In vielen Synagogen ist es üblich, einen Kreis zu bilden und gemeinsam zu tanzen. Auch jene, die eine Thorarolle tragen, beteiligen sich.
 
Dieses Singen und Tanzen kann viele Stunden dauern und wird oft auch auf die Straße ausgeweitet. Wirbelnde Körper, stampfende Füße und akrobatische Darbietungen bieten eine freudige Szene.
 
Kleine Kinder tragen Fähnchen oder Miniaturrollen und folgen so der Prozession.
 
 
KINDERSEGEN
 
Da sich so viele Kinder an der Prozession beteiligen, wurde es auch Brauch, sie in die folgende Thoralesung einzubeziehen.
 
Obwohl ein Kind unter dreizehn Jahren nicht zur Thora aufgerufen wird, hat sich zu Simchat Thora die Tradition des "Kol HaNe'arim" – "alle Kinder" – entwickelt. Alle Kinder einer Gemeinde werden gemeinsam zur Thora aufgerufen, sie erhalten eine gemeinsame Alijah.
 
Über die Gruppe wird ein Tallit gebreitet, der Segen, geleitet von einem Erwachsenen, wird gesprochen.
 
Am Schluss der Lesung rezitiert die Gemeinde Jakobs Segen für Ephraim und Menasse, als speziellen Segen für die Kinder:
 
Der Engel, der mich erlöset hat aus allem Übel segne die Knaben, und genannt werde an ihnen mein Name und der Name meiner Väter Abraham und Jitzchak, und sie mögen sich mehren zur Menge im Lande.
(Genesis 48,16)
 
 
SIMCHAT THORA IN ISRAEL
 
In Jerusalem ist es am Morgen von Simchat Thora Brauch, gemeinsam in einer Prozession, singend und tanzend zur Westmauer zu ziehen.
 
Die Thorarollen werden unter einem Baldachin getragen. Der ursprüngliche Brauch der Hakkafot am Ende von Simchat Thora inspirierte Israel, die Simacht Thora feiern bis in die Nacht nach dem Fest auszudehnen.
 
Auch die Regierungsmitglieder und die beiden Oberrabbiner beteiligen sich.
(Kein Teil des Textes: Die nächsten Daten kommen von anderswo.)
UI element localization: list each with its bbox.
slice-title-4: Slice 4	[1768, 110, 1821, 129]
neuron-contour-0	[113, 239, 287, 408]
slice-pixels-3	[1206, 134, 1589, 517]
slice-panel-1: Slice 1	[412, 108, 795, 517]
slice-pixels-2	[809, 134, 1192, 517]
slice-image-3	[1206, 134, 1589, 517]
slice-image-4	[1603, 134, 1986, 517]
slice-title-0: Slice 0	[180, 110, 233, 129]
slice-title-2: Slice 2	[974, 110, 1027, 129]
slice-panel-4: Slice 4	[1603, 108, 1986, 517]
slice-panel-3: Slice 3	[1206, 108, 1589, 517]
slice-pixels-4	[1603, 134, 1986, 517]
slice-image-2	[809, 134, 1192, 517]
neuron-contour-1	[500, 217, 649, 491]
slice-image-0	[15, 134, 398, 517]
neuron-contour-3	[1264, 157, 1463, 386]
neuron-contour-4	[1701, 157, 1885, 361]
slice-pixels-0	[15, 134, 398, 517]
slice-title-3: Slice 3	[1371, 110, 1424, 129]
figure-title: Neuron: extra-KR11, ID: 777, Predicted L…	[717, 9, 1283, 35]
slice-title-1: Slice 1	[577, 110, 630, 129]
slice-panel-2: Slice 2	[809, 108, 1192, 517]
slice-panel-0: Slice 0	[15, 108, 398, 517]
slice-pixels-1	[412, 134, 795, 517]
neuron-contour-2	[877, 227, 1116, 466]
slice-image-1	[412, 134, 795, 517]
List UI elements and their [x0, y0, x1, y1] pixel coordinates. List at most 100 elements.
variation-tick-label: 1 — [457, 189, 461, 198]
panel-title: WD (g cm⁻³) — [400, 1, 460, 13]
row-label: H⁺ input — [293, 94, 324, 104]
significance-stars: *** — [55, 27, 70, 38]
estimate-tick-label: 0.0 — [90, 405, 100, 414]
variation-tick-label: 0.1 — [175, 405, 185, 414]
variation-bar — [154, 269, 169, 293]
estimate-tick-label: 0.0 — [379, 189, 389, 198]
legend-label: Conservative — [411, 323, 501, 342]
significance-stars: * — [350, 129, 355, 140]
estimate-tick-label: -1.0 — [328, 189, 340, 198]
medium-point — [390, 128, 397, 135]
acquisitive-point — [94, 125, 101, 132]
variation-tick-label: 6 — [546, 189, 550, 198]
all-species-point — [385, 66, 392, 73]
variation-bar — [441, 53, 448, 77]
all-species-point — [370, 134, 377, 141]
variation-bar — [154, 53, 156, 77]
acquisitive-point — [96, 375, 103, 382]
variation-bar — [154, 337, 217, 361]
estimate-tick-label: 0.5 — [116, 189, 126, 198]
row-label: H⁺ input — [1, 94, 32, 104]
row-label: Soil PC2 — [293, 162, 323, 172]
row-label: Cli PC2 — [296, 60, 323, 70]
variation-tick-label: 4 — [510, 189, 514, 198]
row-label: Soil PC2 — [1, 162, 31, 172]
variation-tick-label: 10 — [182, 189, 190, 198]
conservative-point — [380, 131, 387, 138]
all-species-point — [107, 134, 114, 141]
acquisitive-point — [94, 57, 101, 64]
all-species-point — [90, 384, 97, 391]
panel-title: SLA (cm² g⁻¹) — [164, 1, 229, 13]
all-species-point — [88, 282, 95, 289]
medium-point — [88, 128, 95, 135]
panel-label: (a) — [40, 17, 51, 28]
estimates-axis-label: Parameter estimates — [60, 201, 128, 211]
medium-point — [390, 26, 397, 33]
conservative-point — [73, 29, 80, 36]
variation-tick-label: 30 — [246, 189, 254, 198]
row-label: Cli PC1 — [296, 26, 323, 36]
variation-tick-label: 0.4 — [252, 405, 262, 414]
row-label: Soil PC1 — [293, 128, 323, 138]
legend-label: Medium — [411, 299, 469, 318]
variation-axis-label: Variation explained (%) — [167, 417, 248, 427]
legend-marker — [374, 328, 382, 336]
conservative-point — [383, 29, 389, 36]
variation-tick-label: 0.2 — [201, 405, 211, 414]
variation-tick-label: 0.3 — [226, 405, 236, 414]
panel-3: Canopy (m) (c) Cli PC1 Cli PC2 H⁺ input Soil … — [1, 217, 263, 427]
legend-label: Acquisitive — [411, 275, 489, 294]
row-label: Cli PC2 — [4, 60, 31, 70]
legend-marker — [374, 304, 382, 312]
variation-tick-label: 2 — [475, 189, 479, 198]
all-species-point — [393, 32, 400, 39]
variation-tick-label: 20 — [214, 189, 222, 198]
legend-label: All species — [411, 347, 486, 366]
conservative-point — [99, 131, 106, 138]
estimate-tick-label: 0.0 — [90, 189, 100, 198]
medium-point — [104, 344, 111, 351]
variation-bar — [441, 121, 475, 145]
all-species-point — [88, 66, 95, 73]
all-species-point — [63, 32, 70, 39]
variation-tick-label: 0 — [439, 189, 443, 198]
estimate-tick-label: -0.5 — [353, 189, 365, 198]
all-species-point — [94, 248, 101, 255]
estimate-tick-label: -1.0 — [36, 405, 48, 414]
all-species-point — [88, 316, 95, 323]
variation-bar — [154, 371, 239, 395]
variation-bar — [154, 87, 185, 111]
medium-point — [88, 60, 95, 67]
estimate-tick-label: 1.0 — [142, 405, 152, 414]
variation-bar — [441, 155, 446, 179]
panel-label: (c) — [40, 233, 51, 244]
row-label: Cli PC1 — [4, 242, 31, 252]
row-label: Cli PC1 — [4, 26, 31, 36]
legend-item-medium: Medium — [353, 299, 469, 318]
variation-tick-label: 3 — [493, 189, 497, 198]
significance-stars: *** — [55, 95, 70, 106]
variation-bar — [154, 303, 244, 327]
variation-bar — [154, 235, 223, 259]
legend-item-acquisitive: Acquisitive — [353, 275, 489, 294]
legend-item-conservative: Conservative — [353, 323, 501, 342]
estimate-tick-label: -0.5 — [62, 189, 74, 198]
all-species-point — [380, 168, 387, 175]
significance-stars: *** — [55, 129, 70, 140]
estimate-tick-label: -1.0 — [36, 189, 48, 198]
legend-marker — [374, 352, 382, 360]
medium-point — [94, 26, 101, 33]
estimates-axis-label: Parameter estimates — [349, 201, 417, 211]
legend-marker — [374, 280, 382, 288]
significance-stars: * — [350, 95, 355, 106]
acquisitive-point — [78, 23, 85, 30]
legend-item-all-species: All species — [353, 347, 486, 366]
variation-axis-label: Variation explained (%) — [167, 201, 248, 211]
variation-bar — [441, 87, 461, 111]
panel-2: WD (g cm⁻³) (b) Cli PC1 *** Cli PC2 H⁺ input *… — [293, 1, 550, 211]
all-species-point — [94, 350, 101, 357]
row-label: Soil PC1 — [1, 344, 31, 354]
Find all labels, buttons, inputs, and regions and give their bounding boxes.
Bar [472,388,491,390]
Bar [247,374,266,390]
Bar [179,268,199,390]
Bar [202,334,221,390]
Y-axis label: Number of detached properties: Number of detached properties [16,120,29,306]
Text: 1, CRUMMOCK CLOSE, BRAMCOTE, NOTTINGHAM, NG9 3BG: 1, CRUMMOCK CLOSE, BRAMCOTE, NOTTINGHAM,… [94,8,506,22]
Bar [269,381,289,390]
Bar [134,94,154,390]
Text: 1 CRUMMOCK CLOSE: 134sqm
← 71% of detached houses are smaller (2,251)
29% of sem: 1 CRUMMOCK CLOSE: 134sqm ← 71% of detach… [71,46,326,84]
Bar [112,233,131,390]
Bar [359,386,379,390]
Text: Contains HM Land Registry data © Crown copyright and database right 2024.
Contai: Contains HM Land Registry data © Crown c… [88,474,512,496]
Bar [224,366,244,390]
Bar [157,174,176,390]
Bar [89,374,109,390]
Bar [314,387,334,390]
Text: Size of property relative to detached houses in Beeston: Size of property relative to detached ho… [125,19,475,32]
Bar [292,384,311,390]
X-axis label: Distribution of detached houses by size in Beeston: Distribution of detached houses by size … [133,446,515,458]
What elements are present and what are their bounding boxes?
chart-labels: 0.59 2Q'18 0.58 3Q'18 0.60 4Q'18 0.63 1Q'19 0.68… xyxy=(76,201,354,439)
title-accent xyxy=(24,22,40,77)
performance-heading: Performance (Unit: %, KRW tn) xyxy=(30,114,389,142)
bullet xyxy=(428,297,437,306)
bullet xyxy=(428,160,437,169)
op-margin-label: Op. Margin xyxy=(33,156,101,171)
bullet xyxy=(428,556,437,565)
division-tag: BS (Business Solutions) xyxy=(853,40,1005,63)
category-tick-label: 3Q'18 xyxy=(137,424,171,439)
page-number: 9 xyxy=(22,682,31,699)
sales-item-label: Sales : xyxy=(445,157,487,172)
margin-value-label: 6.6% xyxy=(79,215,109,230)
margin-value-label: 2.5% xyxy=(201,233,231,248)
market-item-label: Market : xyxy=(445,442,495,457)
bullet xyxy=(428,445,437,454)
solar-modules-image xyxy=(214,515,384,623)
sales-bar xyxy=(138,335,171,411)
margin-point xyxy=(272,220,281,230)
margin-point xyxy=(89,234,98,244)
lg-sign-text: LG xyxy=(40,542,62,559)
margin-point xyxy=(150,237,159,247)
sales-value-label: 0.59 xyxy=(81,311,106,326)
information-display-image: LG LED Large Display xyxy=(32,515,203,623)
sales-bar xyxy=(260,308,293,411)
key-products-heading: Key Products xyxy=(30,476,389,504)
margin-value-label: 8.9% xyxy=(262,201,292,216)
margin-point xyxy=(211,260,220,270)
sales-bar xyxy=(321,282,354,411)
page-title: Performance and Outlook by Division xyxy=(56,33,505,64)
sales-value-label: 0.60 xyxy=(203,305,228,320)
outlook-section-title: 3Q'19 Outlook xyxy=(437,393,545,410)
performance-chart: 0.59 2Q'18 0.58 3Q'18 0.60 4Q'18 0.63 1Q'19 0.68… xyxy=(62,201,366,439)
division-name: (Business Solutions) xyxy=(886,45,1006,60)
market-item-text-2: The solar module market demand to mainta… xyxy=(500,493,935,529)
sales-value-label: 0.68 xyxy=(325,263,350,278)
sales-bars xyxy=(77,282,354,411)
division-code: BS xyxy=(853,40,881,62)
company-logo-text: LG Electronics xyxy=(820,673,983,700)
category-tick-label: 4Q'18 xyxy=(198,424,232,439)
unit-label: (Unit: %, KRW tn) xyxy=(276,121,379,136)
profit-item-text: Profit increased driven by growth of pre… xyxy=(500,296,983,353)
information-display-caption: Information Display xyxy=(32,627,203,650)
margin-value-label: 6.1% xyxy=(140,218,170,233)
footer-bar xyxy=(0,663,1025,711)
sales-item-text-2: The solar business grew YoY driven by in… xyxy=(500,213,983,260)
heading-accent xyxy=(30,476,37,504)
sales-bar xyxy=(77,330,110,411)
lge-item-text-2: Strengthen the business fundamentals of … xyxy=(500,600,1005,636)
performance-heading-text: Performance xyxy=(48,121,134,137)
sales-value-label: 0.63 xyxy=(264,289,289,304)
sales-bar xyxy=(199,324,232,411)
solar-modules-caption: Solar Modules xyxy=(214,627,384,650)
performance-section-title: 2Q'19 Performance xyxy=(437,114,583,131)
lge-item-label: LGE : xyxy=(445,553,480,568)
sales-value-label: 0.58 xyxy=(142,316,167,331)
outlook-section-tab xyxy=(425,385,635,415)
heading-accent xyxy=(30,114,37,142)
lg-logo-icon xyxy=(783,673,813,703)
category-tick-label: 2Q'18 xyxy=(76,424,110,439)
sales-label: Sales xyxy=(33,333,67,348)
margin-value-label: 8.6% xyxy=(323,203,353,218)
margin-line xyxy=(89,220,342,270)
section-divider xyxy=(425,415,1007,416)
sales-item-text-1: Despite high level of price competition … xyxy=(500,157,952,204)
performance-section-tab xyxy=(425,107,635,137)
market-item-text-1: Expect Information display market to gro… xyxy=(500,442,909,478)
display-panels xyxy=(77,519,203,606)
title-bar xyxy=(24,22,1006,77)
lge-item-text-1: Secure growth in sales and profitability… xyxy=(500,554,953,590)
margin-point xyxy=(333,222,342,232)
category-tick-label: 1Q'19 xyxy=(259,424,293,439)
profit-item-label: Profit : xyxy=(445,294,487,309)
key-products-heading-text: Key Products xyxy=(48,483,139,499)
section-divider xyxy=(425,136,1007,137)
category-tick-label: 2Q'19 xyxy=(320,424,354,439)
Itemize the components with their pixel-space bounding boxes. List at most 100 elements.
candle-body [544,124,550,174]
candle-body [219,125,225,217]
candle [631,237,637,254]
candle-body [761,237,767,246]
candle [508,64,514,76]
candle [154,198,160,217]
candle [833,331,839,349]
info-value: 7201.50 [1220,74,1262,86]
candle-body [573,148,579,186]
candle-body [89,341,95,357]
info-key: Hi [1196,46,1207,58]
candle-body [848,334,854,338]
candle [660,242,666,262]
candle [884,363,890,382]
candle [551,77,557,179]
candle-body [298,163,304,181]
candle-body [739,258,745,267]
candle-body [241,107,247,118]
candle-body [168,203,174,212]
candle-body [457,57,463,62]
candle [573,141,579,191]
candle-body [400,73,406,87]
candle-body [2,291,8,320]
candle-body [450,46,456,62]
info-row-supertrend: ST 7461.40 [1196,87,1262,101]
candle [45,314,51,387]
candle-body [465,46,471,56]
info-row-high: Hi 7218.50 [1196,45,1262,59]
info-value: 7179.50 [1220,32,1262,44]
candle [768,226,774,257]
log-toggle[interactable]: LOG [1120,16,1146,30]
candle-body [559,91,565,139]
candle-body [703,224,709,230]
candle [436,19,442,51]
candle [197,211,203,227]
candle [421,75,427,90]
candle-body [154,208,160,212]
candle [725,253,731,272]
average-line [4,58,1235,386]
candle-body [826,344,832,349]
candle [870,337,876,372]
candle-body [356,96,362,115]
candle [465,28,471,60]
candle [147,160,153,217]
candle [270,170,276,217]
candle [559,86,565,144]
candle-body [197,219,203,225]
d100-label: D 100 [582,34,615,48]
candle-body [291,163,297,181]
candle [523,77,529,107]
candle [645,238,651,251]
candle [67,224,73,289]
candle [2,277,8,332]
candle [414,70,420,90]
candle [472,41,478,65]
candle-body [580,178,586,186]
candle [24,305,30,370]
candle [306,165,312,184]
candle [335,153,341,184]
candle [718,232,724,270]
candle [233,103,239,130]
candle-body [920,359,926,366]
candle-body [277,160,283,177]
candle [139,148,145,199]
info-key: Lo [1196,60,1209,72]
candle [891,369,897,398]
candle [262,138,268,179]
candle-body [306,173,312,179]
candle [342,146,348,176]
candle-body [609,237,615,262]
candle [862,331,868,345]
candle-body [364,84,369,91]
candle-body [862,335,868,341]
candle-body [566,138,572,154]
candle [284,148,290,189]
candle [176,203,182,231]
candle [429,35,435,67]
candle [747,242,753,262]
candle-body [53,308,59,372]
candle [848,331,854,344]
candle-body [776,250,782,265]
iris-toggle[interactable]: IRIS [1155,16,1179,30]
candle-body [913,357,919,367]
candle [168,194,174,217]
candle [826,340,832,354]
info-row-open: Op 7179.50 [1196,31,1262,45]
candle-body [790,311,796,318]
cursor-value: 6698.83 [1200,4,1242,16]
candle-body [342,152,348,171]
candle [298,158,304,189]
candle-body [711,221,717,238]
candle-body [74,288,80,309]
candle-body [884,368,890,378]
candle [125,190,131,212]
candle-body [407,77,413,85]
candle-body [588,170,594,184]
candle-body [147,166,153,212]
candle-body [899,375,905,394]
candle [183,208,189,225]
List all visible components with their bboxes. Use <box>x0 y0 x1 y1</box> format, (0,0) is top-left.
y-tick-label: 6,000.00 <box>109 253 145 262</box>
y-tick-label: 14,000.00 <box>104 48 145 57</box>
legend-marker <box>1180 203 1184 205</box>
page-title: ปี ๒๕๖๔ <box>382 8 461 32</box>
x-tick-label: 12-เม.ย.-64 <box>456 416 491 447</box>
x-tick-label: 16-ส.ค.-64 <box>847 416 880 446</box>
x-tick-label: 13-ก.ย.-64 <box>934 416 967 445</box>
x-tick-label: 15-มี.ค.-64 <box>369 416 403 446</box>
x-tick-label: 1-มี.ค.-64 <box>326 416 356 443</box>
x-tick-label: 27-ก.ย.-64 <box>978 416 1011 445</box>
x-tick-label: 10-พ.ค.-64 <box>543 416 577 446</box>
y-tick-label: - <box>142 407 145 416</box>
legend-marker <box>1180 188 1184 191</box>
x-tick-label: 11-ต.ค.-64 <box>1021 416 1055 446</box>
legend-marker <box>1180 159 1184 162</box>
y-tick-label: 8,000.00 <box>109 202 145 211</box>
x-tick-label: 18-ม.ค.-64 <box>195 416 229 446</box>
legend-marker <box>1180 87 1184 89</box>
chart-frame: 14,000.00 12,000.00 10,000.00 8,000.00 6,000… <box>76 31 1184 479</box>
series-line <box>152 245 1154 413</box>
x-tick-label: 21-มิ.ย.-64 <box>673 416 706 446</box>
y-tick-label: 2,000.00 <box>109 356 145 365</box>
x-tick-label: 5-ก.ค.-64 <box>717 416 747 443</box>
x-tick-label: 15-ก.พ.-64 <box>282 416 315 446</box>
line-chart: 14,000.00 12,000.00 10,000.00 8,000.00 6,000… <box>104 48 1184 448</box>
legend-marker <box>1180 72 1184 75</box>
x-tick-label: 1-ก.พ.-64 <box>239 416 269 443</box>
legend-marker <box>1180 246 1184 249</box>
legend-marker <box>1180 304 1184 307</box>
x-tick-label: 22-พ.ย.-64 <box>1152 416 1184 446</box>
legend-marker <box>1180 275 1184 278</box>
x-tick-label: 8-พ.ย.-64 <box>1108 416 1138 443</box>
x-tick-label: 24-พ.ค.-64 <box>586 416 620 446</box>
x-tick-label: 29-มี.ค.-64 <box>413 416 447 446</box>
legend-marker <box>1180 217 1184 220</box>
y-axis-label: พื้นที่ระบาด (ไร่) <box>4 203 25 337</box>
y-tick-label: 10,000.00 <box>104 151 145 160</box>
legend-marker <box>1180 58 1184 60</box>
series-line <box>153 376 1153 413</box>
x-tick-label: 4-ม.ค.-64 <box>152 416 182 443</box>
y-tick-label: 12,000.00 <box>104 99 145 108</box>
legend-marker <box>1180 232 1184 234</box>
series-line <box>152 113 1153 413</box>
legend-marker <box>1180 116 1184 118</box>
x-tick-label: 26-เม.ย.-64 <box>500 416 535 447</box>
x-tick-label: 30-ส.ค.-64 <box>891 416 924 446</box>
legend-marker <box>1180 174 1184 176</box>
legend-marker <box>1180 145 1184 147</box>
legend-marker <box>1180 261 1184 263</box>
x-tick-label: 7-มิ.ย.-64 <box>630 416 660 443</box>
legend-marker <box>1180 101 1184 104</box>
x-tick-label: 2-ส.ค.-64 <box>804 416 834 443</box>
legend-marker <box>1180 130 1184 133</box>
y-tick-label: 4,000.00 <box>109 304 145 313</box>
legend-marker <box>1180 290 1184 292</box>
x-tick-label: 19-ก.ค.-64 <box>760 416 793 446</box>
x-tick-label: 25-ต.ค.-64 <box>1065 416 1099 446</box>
Die verschiedenen jüdischen Gemeinden zeigen ihre verschiedenen Bräuche: Chassidim, Jemeniten, Juden aus Buchara, Sabras sind für die Prozessionen verantwortlich, die oft in der Nationaltracht und mit den traditionellen Melodien ausgeführt werden.
 
Einst war Simchat Thora auch der Augenblick der Identifikation mit den Juden der Sowjetunion, die in Moskau, Leningrad oder anderen Städten ihre Feiern abhielten.
 
Auch an den israelischen Armeestützpunkten finden Hakkafot statt. Sogar Soldaten an den Frontlinien nahmen teil. Im Jom Kippur Krieg, der bis nach Sukkot dauerte, filmten Fernsehteams Szenen mit dem israelischen Oberrabbiner Schlomo Goren, der Stützpunkte besuchte. Er brachte eine kleine Thorarolle mit sich und die Männer schlossen sich singend und tanzend der Prozession an.